Confesión a Laura (1990). Focine de Colombia en coproducción con el ICAIC (Cuba), Televisión Española y Fundación del Nuevo Cine Latinoamericano –discretamente estrenada con tres años de retraso–. Guion impecable de Alexandra Cardona Restrepo –entonces esposa de Osorio–. Triángulo pasional y circunstancial imposible de consumarse: Vicky Hernández (Laura), Gustavo Londoño (Santiago) y María Cristina Gálvez (Josefina). Tres virtuosos técnicos cubanos: el director de fotografía Adriano Moreno, el experimentado editor Nelson Rodríguez y el compositor Gonzalo Rubalcaba.
Un prólogo romántico minimalista y un momento histórico dramático –la noche después del 9 de abril de 1948–. Tres personajes bien perfilados, en dos escenarios reducidos al mínimo y narrativa lineal durante unas pocas horas de tensión o zozobra. Tras el toque de queda y la ley marcial, un matrimonio bogotano y la vecina de la casa de enfrente observan de cerca el caos y los desmanes provocados en la capital por el magnicidio de Gaitán. Ejercicio realmente virtuoso, que aborda situaciones críticas e involucra a sus maduros protagonistas rolos en dilemas trascendentales: Santiago, casado infelizmente con Josefina, y Laura –la vecina solterona en trance de dejarla el tren–.
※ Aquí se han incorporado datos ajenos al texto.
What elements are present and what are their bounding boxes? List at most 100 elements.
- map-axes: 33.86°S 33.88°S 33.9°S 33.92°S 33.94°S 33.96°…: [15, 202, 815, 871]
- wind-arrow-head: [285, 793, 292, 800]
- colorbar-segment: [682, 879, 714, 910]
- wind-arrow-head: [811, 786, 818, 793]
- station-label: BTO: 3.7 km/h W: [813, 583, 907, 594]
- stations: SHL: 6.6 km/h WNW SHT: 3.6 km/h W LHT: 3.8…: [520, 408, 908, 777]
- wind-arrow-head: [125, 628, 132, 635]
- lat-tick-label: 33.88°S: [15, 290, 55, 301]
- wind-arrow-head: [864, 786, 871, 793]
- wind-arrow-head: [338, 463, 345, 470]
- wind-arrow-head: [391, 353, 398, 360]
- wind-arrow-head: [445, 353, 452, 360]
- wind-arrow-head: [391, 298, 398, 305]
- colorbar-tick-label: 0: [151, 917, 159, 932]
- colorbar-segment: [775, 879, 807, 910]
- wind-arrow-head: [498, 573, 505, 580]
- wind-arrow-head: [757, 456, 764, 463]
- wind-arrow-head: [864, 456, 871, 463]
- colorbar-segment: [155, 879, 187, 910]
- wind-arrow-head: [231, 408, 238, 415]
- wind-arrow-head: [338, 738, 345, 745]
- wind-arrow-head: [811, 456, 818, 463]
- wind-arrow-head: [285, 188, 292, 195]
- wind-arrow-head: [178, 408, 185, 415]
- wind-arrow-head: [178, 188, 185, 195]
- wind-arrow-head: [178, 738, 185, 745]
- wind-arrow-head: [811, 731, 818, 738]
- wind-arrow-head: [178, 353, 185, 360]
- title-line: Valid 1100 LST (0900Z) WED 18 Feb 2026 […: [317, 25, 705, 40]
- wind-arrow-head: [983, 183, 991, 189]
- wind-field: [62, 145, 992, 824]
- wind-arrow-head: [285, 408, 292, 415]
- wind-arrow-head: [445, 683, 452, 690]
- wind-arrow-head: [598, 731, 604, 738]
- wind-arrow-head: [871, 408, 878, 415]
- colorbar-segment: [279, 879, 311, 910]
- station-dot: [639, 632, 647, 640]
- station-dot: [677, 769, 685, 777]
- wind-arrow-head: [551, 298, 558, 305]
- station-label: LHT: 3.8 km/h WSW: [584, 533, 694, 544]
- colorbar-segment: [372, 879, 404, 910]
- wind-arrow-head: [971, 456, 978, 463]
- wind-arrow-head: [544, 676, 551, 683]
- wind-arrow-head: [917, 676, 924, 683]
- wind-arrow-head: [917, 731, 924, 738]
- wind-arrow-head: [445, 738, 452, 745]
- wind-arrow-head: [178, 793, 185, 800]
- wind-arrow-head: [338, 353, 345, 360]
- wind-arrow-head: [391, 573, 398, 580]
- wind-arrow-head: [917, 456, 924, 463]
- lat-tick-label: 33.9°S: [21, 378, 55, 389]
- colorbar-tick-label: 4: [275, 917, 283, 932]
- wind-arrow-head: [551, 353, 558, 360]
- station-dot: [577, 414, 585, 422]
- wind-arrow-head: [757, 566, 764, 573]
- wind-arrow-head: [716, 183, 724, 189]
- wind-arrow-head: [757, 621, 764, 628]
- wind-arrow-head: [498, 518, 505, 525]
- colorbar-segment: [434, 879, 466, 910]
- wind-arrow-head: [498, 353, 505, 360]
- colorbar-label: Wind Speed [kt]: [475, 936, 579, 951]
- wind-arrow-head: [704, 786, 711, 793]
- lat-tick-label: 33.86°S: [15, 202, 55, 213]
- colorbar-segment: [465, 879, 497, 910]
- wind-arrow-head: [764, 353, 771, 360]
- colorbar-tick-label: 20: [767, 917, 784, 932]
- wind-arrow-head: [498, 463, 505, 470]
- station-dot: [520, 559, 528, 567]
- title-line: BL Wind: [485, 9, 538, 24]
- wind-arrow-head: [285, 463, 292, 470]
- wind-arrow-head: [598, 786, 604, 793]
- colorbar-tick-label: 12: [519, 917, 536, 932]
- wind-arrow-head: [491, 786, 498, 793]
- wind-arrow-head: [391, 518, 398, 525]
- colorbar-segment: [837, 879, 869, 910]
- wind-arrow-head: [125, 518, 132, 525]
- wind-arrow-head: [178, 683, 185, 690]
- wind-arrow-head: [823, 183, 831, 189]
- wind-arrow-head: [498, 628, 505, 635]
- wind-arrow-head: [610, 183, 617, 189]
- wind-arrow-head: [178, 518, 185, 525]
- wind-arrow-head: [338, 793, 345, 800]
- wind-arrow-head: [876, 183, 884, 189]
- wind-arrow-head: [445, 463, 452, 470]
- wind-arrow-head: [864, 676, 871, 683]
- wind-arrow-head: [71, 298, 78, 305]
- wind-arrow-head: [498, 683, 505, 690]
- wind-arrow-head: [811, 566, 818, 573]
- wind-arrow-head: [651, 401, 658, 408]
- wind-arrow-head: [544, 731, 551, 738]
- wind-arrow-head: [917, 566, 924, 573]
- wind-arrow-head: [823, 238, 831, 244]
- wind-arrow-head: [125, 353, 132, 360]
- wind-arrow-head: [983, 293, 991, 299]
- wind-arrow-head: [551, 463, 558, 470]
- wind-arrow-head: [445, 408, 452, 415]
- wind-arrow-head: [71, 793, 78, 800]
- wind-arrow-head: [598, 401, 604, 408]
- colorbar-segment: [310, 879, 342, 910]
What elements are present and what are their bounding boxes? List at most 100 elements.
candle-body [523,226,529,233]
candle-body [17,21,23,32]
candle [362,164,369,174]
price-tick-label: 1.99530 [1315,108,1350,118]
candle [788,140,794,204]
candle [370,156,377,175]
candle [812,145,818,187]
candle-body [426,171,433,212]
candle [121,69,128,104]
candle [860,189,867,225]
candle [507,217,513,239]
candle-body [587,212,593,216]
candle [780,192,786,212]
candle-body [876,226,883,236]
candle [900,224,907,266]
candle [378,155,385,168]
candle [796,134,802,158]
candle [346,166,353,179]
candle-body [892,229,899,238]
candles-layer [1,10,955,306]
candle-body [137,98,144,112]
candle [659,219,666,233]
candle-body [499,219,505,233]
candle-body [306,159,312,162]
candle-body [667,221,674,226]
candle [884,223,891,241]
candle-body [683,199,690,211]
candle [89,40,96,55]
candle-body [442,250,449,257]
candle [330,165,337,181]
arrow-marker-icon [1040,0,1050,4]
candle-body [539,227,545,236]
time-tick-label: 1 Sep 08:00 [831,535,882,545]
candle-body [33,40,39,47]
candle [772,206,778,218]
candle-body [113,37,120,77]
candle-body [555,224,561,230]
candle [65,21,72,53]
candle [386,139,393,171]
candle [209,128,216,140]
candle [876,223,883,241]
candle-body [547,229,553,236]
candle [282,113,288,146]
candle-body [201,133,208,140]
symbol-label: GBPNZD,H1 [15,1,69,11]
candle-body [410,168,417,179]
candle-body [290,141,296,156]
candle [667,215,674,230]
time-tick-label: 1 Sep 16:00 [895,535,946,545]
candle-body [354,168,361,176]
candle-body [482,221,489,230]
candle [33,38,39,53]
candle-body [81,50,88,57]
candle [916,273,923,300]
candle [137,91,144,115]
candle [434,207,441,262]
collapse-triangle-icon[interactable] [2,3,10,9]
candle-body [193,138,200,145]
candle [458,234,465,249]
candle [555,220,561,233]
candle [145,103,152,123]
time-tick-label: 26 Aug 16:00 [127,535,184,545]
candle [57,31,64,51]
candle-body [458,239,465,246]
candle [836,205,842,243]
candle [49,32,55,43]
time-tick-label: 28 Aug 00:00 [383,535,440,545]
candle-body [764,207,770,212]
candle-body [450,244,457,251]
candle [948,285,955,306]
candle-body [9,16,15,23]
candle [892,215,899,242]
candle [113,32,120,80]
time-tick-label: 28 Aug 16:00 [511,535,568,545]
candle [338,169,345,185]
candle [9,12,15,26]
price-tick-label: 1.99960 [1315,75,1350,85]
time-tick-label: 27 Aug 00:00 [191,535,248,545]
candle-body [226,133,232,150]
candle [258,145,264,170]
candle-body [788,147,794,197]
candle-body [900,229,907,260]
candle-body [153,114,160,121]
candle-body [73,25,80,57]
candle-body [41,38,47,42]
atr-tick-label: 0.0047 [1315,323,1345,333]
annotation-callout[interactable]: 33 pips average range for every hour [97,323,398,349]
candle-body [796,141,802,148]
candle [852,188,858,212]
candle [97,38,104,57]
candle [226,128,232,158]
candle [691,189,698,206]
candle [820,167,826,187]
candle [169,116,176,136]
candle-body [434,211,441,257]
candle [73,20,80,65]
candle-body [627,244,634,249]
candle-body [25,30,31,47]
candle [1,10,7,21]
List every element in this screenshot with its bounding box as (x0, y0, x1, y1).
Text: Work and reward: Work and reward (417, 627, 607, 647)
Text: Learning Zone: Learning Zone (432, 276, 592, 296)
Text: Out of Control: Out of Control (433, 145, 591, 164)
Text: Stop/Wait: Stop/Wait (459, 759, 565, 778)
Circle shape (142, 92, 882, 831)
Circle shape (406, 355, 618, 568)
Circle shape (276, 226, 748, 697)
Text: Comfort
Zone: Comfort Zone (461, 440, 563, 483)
Los primeros cinco minutos son de antología, con la inserción de fotogramas noticiosos en sepia sobre el bogotazo, progresivamente fundidos con la escenificación callejera de visos coloridos al servicio de su función narrativa central; el caballero en referencia se ve arrastrado por la multitud enardecida, pero logra ingresar a su residencia del segundo piso –sin prestarse para recorridos gratuitos, la acción se concentra en un solo espacio–. Su referente clásico, por Ettore Scola, salta de inmediato a la vista: Un día muy especial (Una giornata particolare, 1977).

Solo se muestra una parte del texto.